Sumber gambar: https://uns.ac.id/id/uns-students/mahasiswa-uns-buat-buku-panduan-pengelolaan-remitansi-pada-rt-untuk-produktif.html

Sebagai perbandingan,  kebutuhan lebih didasarkan pada fakta bahwa ada hal-hal tertentu yang diperlukan manusia untuk bertahan hidup dan berkembang. Ini bersifat universal dan berlaku untuk semua orang.

Misalnya, semua orang butuh makanan untuk mendapat energi, nutrisi, atau smartphone untuk kebutuhan komunikasi. Termasuk makanan, pakaian, kendaraan atau pun rumah untuk tempat tinggal.

Keinginan bersifat subjektif karena didasarkan pada preferensi pribadi. Misalnya, seseorang mungkin punya keinginan untuk memiliki smartphone dengan merek dan kecanggihan tertentu untuk meningkatkan status sosial atau memenuhi kepuasan emosionalnya.

Sementara itu, berdasarkan artikel berjudul “Konsep Kepribadian Islam Menurut Taqiyuddin An Nabhani” yang dimuat pada Jurnal ISLAMIKA, Vol. 2, No. 2 (2019): 132-143, memberikan ulasan bahwa ada dua kategori kebutuhan manusia. Kebutuhan inilah yang mendorong manusia melakukan aktivitas untuk memenuhinya.

Apa saja dua kebutuhan itu? Pertama, kebutuhan jasmani. Kebutuhan jasmani ini merupakan kebutuhan dasar yang timbul akibat kerja struktur organ tubuh manusia. Jika kebutuhan dasar tersebut tidak dipenuhi, struktur organ tubuhnya akan mengalami gangguan dan bisa mengakibatkan kerusakan.

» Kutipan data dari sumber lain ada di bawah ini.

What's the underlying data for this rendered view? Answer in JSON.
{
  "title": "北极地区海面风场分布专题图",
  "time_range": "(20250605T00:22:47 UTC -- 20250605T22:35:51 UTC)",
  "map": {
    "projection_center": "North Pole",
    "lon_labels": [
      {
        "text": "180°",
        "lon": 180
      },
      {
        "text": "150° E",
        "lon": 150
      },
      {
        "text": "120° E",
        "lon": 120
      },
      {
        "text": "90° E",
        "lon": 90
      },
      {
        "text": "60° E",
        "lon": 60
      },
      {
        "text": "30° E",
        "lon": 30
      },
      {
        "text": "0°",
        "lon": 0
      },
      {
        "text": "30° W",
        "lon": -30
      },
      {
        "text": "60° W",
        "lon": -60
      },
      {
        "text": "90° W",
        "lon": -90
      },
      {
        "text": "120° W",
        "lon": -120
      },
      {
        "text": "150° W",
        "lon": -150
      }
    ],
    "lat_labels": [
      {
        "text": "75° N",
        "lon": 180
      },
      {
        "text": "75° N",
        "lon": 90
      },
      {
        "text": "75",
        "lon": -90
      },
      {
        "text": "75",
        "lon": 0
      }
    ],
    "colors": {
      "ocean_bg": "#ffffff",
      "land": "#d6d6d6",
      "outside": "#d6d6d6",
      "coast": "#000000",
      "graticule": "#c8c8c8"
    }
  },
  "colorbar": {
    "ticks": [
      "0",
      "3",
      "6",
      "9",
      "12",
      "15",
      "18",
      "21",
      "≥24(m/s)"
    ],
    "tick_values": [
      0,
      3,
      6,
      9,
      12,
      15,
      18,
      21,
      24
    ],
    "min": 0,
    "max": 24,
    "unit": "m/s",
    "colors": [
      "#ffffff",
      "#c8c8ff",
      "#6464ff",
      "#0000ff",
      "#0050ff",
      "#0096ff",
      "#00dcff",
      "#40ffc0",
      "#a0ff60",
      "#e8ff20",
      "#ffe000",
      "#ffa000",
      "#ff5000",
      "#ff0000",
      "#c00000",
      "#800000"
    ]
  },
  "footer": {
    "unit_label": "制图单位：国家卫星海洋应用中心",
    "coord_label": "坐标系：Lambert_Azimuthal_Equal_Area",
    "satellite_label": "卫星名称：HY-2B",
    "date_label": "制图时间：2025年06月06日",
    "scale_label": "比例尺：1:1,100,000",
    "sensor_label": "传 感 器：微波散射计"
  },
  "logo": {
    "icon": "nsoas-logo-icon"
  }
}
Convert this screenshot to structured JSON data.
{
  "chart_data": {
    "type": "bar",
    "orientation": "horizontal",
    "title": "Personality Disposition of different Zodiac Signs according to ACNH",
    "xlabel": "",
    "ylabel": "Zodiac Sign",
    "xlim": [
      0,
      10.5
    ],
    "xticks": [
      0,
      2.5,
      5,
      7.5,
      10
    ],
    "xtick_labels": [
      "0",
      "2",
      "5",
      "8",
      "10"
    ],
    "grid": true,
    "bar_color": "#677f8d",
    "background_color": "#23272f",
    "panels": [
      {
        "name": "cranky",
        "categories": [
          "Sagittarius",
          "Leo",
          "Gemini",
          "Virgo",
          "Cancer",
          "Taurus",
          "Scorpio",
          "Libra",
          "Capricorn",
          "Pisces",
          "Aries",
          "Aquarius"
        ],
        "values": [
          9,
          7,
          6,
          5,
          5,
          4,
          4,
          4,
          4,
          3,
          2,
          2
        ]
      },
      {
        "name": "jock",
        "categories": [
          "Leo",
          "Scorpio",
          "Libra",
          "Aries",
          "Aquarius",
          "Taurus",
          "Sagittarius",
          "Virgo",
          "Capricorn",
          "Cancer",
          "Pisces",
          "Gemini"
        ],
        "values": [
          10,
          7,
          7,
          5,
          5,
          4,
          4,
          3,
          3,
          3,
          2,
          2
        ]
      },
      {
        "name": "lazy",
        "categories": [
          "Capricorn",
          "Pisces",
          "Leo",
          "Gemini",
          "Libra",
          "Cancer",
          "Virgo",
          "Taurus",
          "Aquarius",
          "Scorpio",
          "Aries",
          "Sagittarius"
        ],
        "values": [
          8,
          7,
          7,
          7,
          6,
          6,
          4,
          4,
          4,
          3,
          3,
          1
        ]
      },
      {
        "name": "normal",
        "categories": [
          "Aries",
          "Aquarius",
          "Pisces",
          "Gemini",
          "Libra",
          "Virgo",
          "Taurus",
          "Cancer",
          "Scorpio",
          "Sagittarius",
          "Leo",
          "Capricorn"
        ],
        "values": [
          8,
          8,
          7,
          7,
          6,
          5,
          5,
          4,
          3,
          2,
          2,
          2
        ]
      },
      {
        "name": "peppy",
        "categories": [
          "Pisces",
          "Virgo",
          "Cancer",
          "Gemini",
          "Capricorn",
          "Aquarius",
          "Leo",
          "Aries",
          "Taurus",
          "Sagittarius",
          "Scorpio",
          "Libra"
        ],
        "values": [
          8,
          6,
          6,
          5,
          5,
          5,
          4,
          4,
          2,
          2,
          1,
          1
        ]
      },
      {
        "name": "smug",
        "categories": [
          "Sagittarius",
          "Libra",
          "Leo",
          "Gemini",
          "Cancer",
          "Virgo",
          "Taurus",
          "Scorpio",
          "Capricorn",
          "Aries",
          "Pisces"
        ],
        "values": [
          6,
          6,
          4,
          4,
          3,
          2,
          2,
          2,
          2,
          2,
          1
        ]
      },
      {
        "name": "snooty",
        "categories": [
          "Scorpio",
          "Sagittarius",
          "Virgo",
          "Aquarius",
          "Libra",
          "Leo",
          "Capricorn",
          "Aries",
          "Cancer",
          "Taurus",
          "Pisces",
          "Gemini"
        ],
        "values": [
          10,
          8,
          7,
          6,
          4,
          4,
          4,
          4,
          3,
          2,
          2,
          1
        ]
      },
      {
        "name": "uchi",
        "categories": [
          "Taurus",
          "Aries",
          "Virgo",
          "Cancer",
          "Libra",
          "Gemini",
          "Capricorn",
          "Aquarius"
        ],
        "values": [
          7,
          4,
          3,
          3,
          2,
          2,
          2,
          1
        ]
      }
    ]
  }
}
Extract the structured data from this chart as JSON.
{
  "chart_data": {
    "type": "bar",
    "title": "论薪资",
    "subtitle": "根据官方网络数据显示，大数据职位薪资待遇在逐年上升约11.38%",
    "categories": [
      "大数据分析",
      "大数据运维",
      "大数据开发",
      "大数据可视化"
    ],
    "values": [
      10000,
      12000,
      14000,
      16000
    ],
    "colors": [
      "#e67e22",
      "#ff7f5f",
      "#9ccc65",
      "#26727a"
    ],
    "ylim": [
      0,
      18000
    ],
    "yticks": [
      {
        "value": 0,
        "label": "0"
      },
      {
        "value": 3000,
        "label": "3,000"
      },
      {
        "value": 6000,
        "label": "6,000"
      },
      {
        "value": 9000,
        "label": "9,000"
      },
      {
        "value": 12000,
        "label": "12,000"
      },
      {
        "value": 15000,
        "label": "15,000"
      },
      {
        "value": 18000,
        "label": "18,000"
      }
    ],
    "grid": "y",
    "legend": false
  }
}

Sebagai contoh, jika tubuh manusia kekurangan air, maka kerja organ tubuhnya akan mengalami gangguan yang kemudian akan menyebabkan penyakit (Abdurrahman, 2010). Contoh lainnya adalah kebutuhan akan istirahat, makan, minum, buang hajat, maupun kebutuhan lain yang berkaitan dengan kebutuhan fisik manusia. 

 Kedua, kebutuhan terkait pemenuhan naluri (gharizah).  Naluri atau insting adalah potensi pada diri manusia untuk cenderung terhadap sesuatu (benda) dan perbuatan. Adanya potensi ini membuat manusia terdorong untuk melakukan atau meninggalkan sesuatu dan perbuatan.

Naluri itu tidak bisa terindera dengan indera secara langsung. Namun akal yang dititipkan Allah pada manusia, mampu mengindera eksistensinya melalui penampakan-penampakannya(Abdullah, 2002)

Mengenai kebutuhan naluri (gharizah), beliau membagi tiga tiga jenis naluri, yaitu : a) Gharizah al-tadayyun (naluri beragama), b) Gharizah al-baqa’ (naluri mempertahankan diri).  c) Gharizah al-nau’ (naluri melestarikan keturunan).

Nah, sekarang akan kita bahas satu persatu. Pertama, gharizah al-tadayyun (naluri beragama). Naluri ini yang membangkitkan seseorang untuk mencari sesuatu yang disucikan, diagungkan, disembah, termasuk dimintai pertolongan. Hal ini muncul karena kesadaran manusia, bahwa dirinya memiliki kelemahan. 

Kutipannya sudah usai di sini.